A chiral metal-organic framework {(HQA)(ZnCl2)(2.5H2O)}n for the enantioseparation of chiral amino acids and drugs
Xiangtai Zheng, Qi Zhang, Qianjie Ma, Xinyu Li, Liang Zhao, Xiaodong Sun
2023, 13(4): 421-429. doi: 10.1016/j.jpha.2023.03.003
Abstract:
Chiral metal-organic frameworks (CMOFs) with enantiomeric subunits have been employed in chiral chemistry. In this study, a CMOF formed from 6-methoxyl-(8S,9R)-cinchonan-9-ol-3-carboxylic acid (HQA) and ZnCl2, {(HQA)(ZnCl2)(2.5H2O)}n, was constructed as a chiral stationary phase (CSP) via an in situ fabrication approach and used for chiral amino acid and drug analyses for the first time. The {(HQA)(ZnCl2)(2.5H2O)}n nanocrystal and the corresponding chiral stationary phase were systematically characterised using a series of analytical techniques including scanning electron microscopy, X-ray diffraction, Fourier transform infrared spectroscopy, circular dichroism, X-ray photoelectron spectroscopy, thermogravimetric analysis, and Brunauer-Emmett-Teller surface area measurements.

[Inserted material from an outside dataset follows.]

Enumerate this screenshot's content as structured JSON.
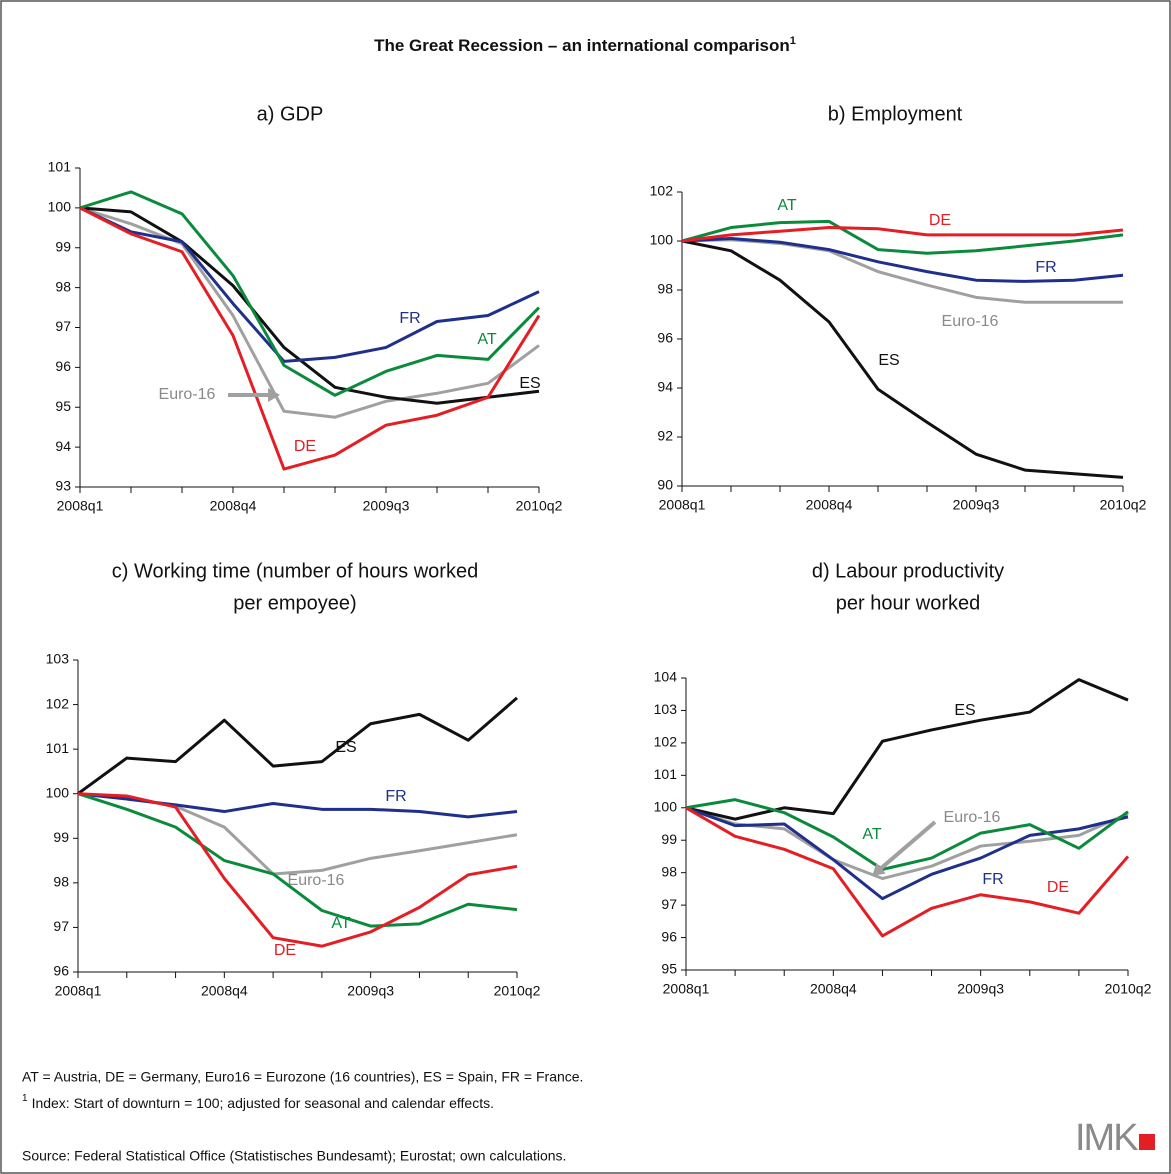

In open-tubular capillary electrochromatography (CEC), the novel chiral column exhibited strong and broad enantioselectivity toward a variety of chiral analytes, including 19 racemic dansyl amino acids and several model chiral drugs (both acidic and basic). The chiral CEC conditions were optimised, and the enantioseparation mechanisms are discussed. This study not only introduces a new high-efficiency member of the MOF-type CSP family but also demonstrates the potential of improving the enantioselectivities of traditional chiral recognition reagents by fully using the inherent characteristics of porous organic frameworks.